Et quand on lui parle de sa nouvelle langue, l’ancienne gloire des Alouettes témoigne rapidement des progrès qu’il a faits. «Maintenant, je le parle un petit peu, et je tente d’avoir des conversations avec mes joueurs», lance Calvillo dans un français saccadé, mais quasi impeccable.
Parmi ces joueurs à qui il parle «un petit peu français», il y a bien sûr le quart Jonathan Sénécal, avec qui Calvillo travaille de près.
L’ex-pivot des Moineaux ne tarit pas d’éloges à l’endroit de la recrue. Des éloges spontanés, dans sa langue maternelle. «Je peux vous dire une chose: ce jeune homme est extrêmement talentueux, affirme Calvillo. Et il est vraiment humble. Il va sur le terrain, il fait son travail, et il recommence la semaine suivante.
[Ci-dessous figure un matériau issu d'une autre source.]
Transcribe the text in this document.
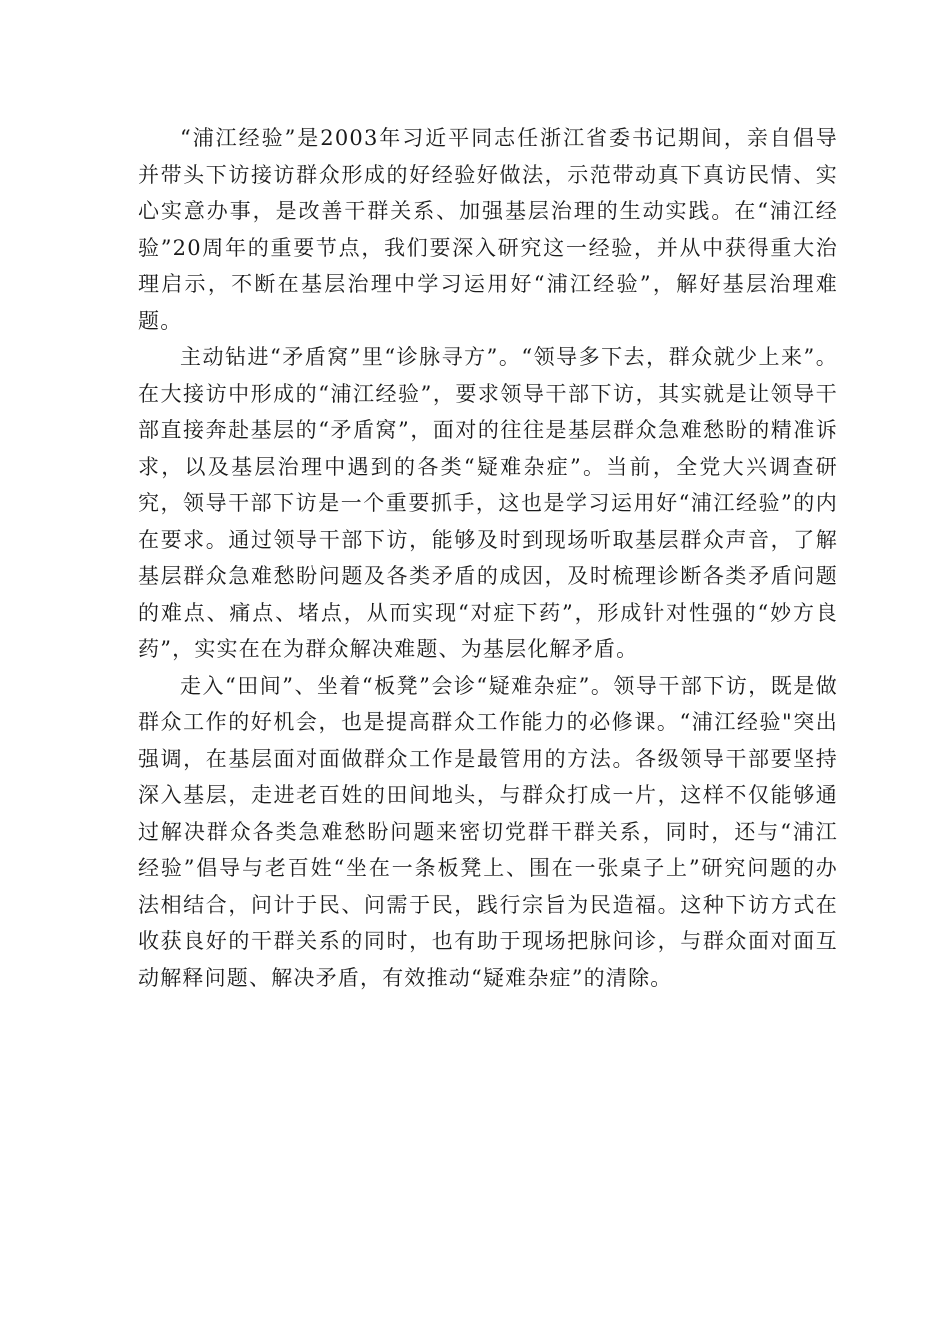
“浦江经验”是2003年习近平同志任浙江省委书记期间，亲自倡导并带头下访接访群众形成的好经验好做法，示范带动真下真访民情、实心实意办事，是改善干群关系、加强基层治理的生动实践。在“浦江经验”20周年的重要节点，我们要深入研究这一经验，并从中获得重大治理启示，不断在基层治理中学习运用好“浦江经验”，解好基层治理难题。

主动钻进“矛盾窝”里“诊脉寻方”。“领导多下去，群众就少上来”。在大接访中形成的“浦江经验”，要求领导干部下访，其实就是让领导干部直接奔赴基层的“矛盾窝”，面对的往往是基层群众急难愁盼的精准诉求，以及基层治理中遇到的各类“疑难杂症”。当前，全党大兴调查研究，领导干部下访是一个重要抓手，这也是学习运用好“浦江经验”的内在要求。通过领导干部下访，能够及时到现场听取基层群众声音，了解基层群众急难愁盼问题及各类矛盾的成因，及时梳理诊断各类矛盾问题的难点、痛点、堵点，从而实现“对症下药”，形成针对性强的“妙方良药”，实实在在为群众解决难题、为基层化解矛盾。

走入“田间”、坐着“板凳”会诊“疑难杂症”。领导干部下访，既是做群众工作的好机会，也是提高群众工作能力的必修课。“浦江经验"突出强调，在基层面对面做群众工作是最管用的方法。各级领导干部要坚持深入基层，走进老百姓的田间地头，与群众打成一片，这样不仅能够通过解决群众各类急难愁盼问题来密切党群干群关系，同时，还与“浦江经验”倡导与老百姓“坐在一条板凳上、围在一张桌子上”研究问题的办法相结合，问计于民、问需于民，践行宗旨为民造福。这种下访方式在收获良好的干群关系的同时，也有助于现场把脉问诊，与群众面对面互动解释问题、解决矛盾，有效推动“疑难杂症”的清除。
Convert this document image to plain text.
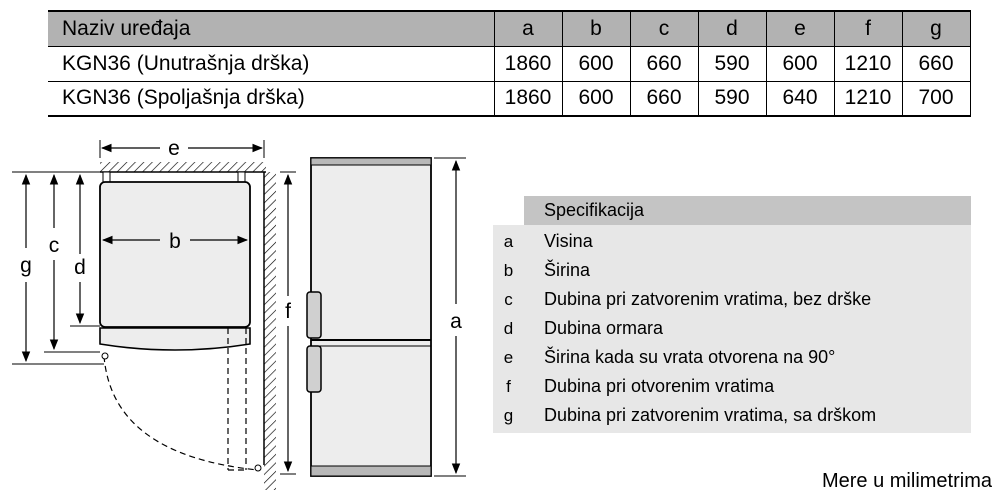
Naziv uređaja	a	b	c	d	e	f	g
KGN36 (Unutrašnja drška)	1860	600	660	590	600	1210	660
KGN36 (Spoljašnja drška)	1860	600	660	590	640	1210	700
e
b
g
c
d
f	a
Specifikacija
a	Visina
b	Širina
c	Dubina pri zatvorenim vratima, bez drške
d	Dubina ormara
e	Širina kada su vrata otvorena na 90°
f	Dubina pri otvorenim vratima
g	Dubina pri zatvorenim vratima, sa drškom
Mere u milimetrima
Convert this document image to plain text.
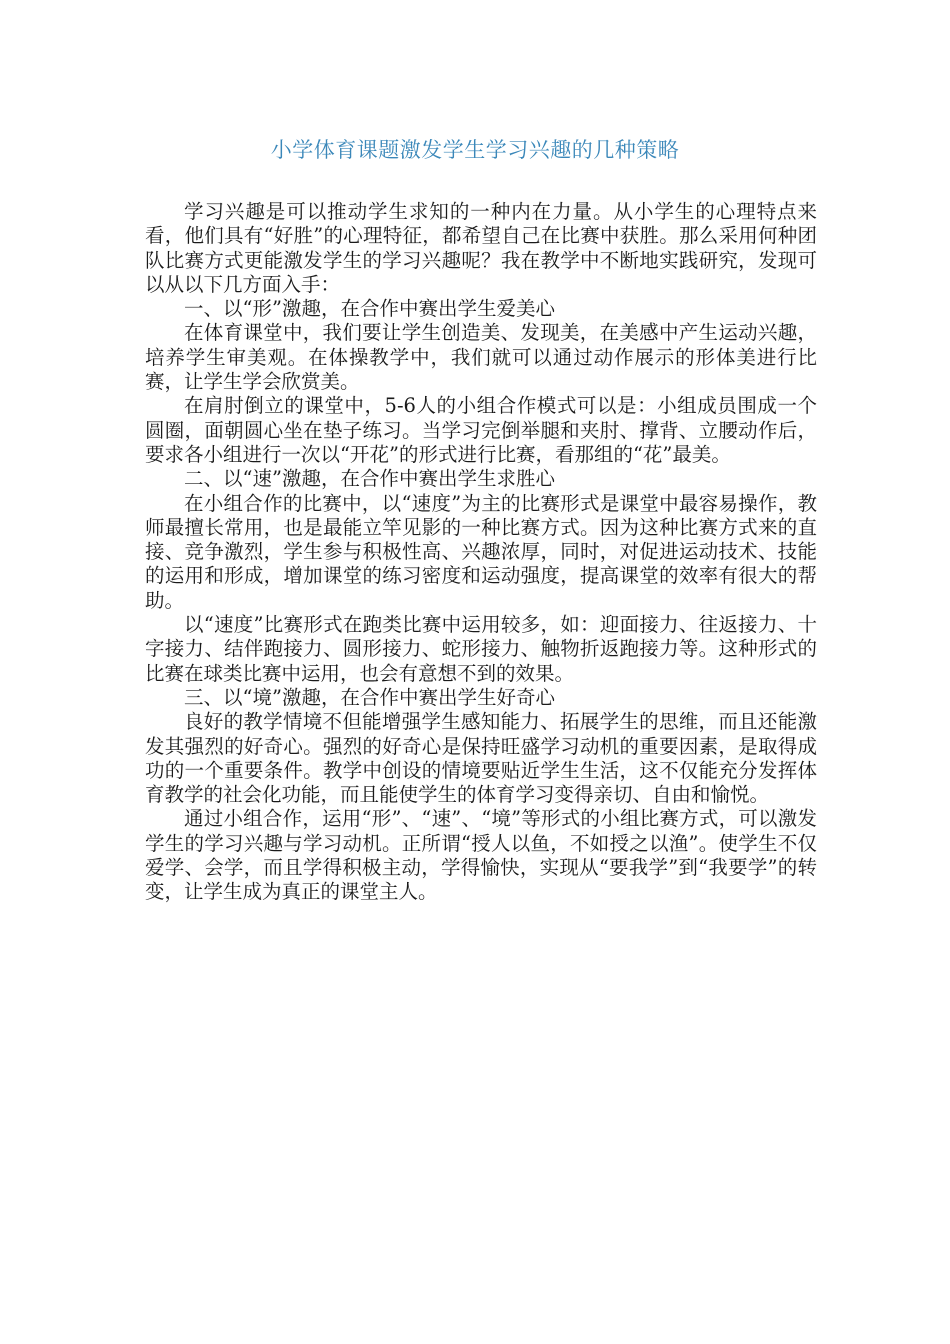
小学体育课题激发学生学习兴趣的几种策略

学习兴趣是可以推动学生求知的一种内在力量。从小学生的心理特点来看，他们具有“好胜”的心理特征，都希望自己在比赛中获胜。那么采用何种团队比赛方式更能激发学生的学习兴趣呢？我在教学中不断地实践研究，发现可以从以下几方面入手：

一、以“形”激趣，在合作中赛出学生爱美心

在体育课堂中，我们要让学生创造美、发现美，在美感中产生运动兴趣，培养学生审美观。在体操教学中，我们就可以通过动作展示的形体美进行比赛，让学生学会欣赏美。

在肩肘倒立的课堂中，5-6人的小组合作模式可以是：小组成员围成一个圆圈，面朝圆心坐在垫子练习。当学习完倒举腿和夹肘、撑背、立腰动作后，要求各小组进行一次以“开花”的形式进行比赛，看那组的“花”最美。

二、以“速”激趣，在合作中赛出学生求胜心

在小组合作的比赛中，以“速度”为主的比赛形式是课堂中最容易操作，教师最擅长常用，也是最能立竿见影的一种比赛方式。因为这种比赛方式来的直接、竞争激烈，学生参与积极性高、兴趣浓厚，同时，对促进运动技术、技能的运用和形成，增加课堂的练习密度和运动强度，提高课堂的效率有很大的帮助。

以“速度”比赛形式在跑类比赛中运用较多，如：迎面接力、往返接力、十字接力、结伴跑接力、圆形接力、蛇形接力、触物折返跑接力等。这种形式的比赛在球类比赛中运用，也会有意想不到的效果。

三、以“境”激趣，在合作中赛出学生好奇心

良好的教学情境不但能增强学生感知能力、拓展学生的思维，而且还能激发其强烈的好奇心。强烈的好奇心是保持旺盛学习动机的重要因素，是取得成功的一个重要条件。教学中创设的情境要贴近学生生活，这不仅能充分发挥体育教学的社会化功能，而且能使学生的体育学习变得亲切、自由和愉悦。

通过小组合作，运用“形”、“速”、“境”等形式的小组比赛方式，可以激发学生的学习兴趣与学习动机。正所谓“授人以鱼，不如授之以渔”。使学生不仅爱学、会学，而且学得积极主动，学得愉快，实现从“要我学”到“我要学”的转变，让学生成为真正的课堂主人。
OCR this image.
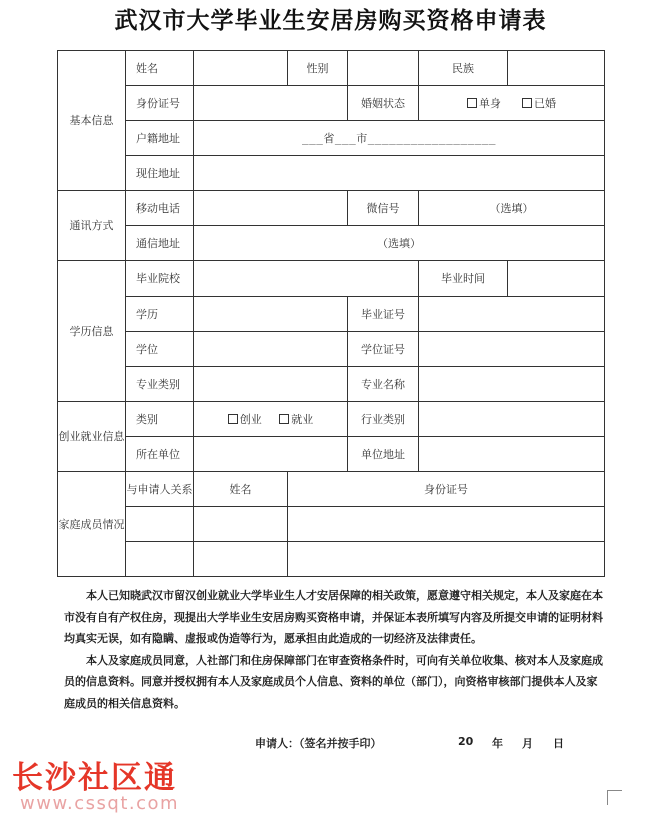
武汉市大学毕业生安居房购买资格申请表
基本信息	姓名		性别		民族	
	身份证号			婚姻状态	单身 已婚	
	户籍地址	___省___市__________________				
	现住地址					
通讯方式	移动电话			微信号	（选填）	
	通信地址	（选填）				
学历信息	毕业院校				毕业时间	
	学历			毕业证号		
	学位			学位证号		
	专业类别			专业名称		
创业就业信息	类别	创业 就业		行业类别		
	所在单位			单位地址		
家庭成员情况	与申请人关系	姓名	身份证号			

本人已知晓武汉市留汉创业就业大学毕业生人才安居保障的相关政策，愿意遵守相关规定，本人及家庭在本市没有自有产权住房，现提出大学毕业生安居房购买资格申请，并保证本表所填写内容及所提交申请的证明材料均真实无误，如有隐瞒、虚报或伪造等行为，愿承担由此造成的一切经济及法律责任。

本人及家庭成员同意，人社部门和住房保障部门在审查资格条件时，可向有关单位收集、核对本人及家庭成员的信息资料。同意并授权拥有本人及家庭成员个人信息、资料的单位（部门），向资格审核部门提供本人及家庭成员的相关信息资料。

申请人：（签名并按手印）	20 年 月 日
长沙社区通
www.cssqt.com
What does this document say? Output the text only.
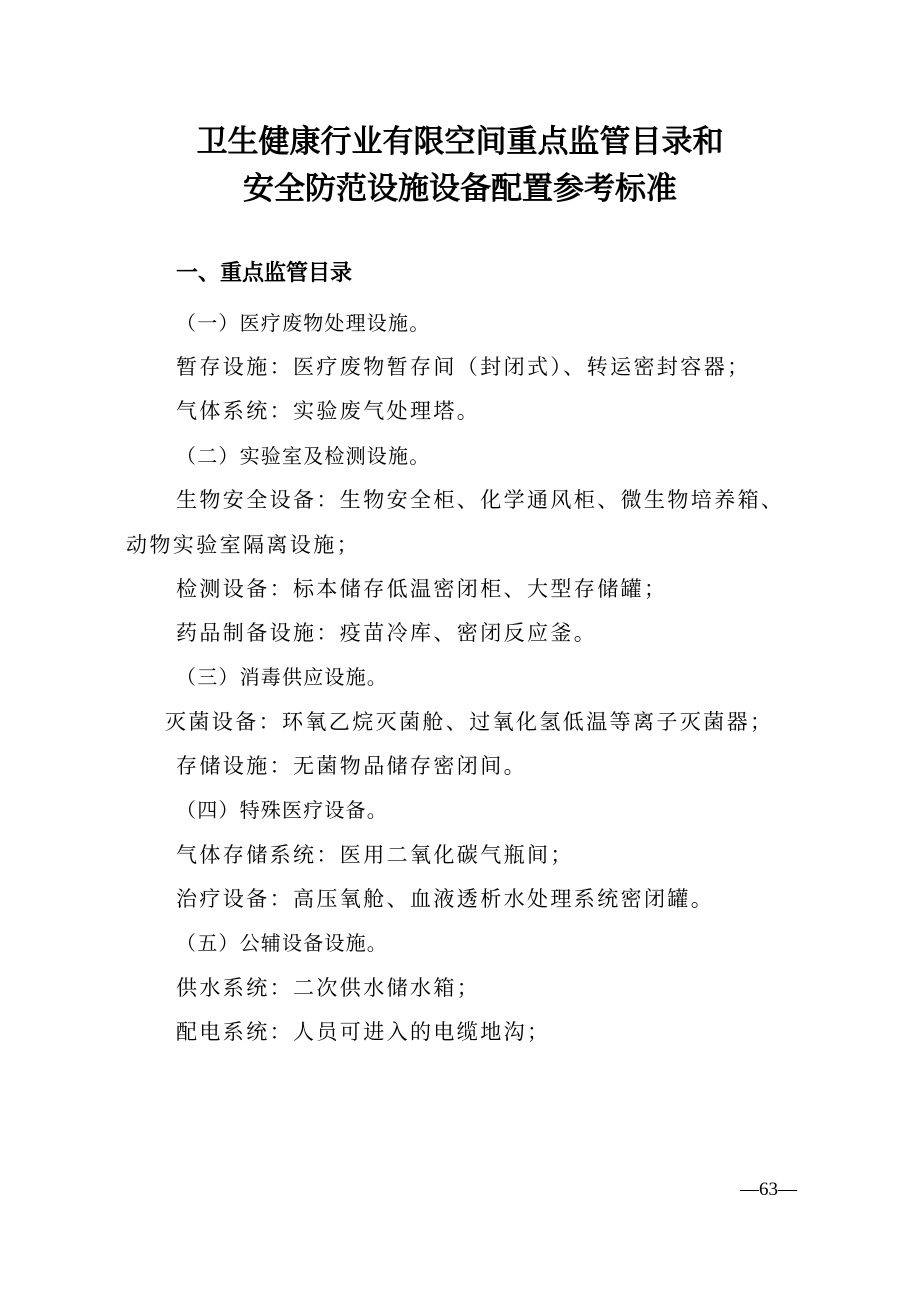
卫生健康行业有限空间重点监管目录和
安全防范设施设备配置参考标准
一、重点监管目录

（一）医疗废物处理设施。

暂存设施：医疗废物暂存间（封闭式）、转运密封容器；

气体系统：实验废气处理塔。

（二）实验室及检测设施。

生物安全设备：生物安全柜、化学通风柜、微生物培养箱、

动物实验室隔离设施；

检测设备：标本储存低温密闭柜、大型存储罐；

药品制备设施：疫苗冷库、密闭反应釜。

（三）消毒供应设施。

灭菌设备：环氧乙烷灭菌舱、过氧化氢低温等离子灭菌器；

存储设施：无菌物品储存密闭间。

（四）特殊医疗设备。

气体存储系统：医用二氧化碳气瓶间；

治疗设备：高压氧舱、血液透析水处理系统密闭罐。

（五）公辅设备设施。

供水系统：二次供水储水箱；

配电系统：人员可进入的电缆地沟；

—63—
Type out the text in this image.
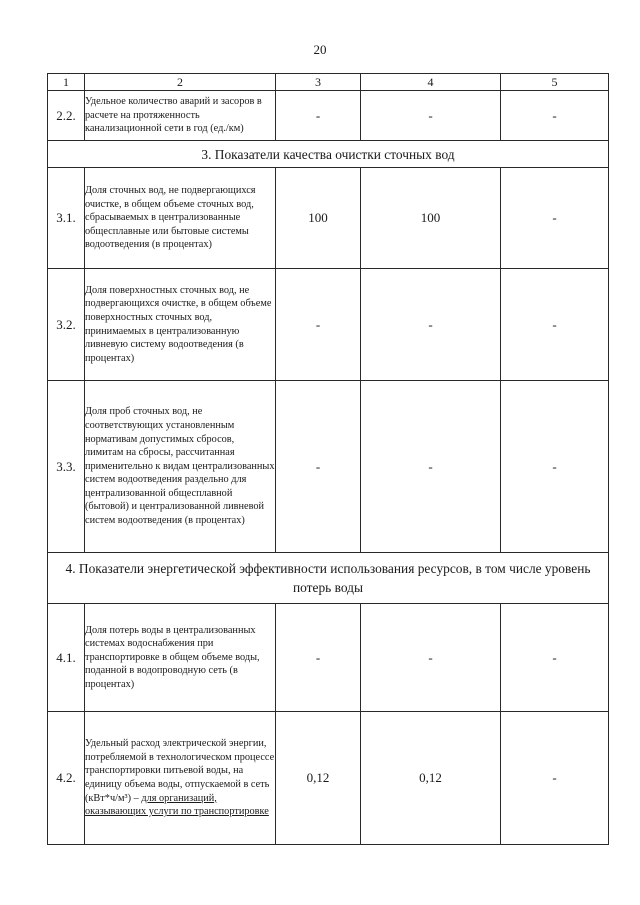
20
1	2	3	4	5
2.2.	Удельное количество аварий и засоров в расчете на протяженность канализационной сети в год (ед./км)	-	-	-
3. Показатели качества очистки сточных вод				
3.1.	Доля сточных вод, не подвергающихся очистке, в общем объеме сточных вод, сбрасываемых в централизованные общесплавные или бытовые системы водоотведения (в процентах)	100	100	-
3.2.	Доля поверхностных сточных вод, не подвергающихся очистке, в общем объеме поверхностных сточных вод, принимаемых в централизованную ливневую систему водоотведения (в процентах)	-	-	-
3.3.	Доля проб сточных вод, не соответствующих установленным нормативам допустимых сбросов, лимитам на сбросы, рассчитанная применительно к видам централизованных систем водоотведения раздельно для централизованной общесплавной (бытовой) и централизованной ливневой систем водоотведения (в процентах)	-	-	-
4. Показатели энергетической эффективности использования ресурсов, в том числе уровень потерь воды				
4.1.	Доля потерь воды в централизованных системах водоснабжения при транспортировке в общем объеме воды, поданной в водопроводную сеть (в процентах)	-	-	-
4.2.	Удельный расход электрической энергии, потребляемой в технологическом процессе транспортировки питьевой воды, на единицу объема воды, отпускаемой в сеть (кВт*ч/м³) – для организаций, оказывающих услуги по транспортировке	0,12	0,12	-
C’est ce que j’aime chez un joueur.»
Et Calvillo voit-il des similitudes entre le jeune quart et lui au même âge?
«C’est dur de nous comparer. Moi, quand je jouais, je n’ai pas gagné de championnats tôt dans ma carrière, raconte-t-il. J’avais de bonnes statistiques, mais je ne jouais pas pour des équipes championnes. Jo, lui, montre de bons chiffres et en plus, il a gagné partout où il est passé.»
Des réunions en français
Pour en revenir au français de Calvillo, ce dernier assure vouloir progresser encore davantage une fois la saison des Carabins terminée.
Depuis deux ans, l’Université de Montréal lui fournit un tuteur qui, durant la saison morte, travaille avec lui de deux à trois fois par semaine.
«Normalement, je commence chaque réunion avec les joueurs en français, explique-t-il dans la langue de Molière. Mais je deviens rapidement frustré. Je veux dire beaucoup de mots, mais que mon cerveau ne les traduit pas assez vite!»
«Mon but, pour l’année prochaine, est d’avoir davantage de conversations en français avec les joueurs, avec les médias», poursuit Calvillo, qui ponctue la discussion avec «Le Journal de Québec» de quelques mots d’anglais au besoin.
Maintenant citoyen canadien
Depuis vendredi dernier, Calvillo, né à Los Angeles, est officiellement citoyen canadien.
«J’ai finalement été capable de compléter la paperasse, les examens, raconte-t-il. Maintenant que je suis retraité du football, je devais devenir citoyen canadien, car j’étais ici grâce à un permis de travail. Mais c’est fait. Je suis officiellement Canadien!»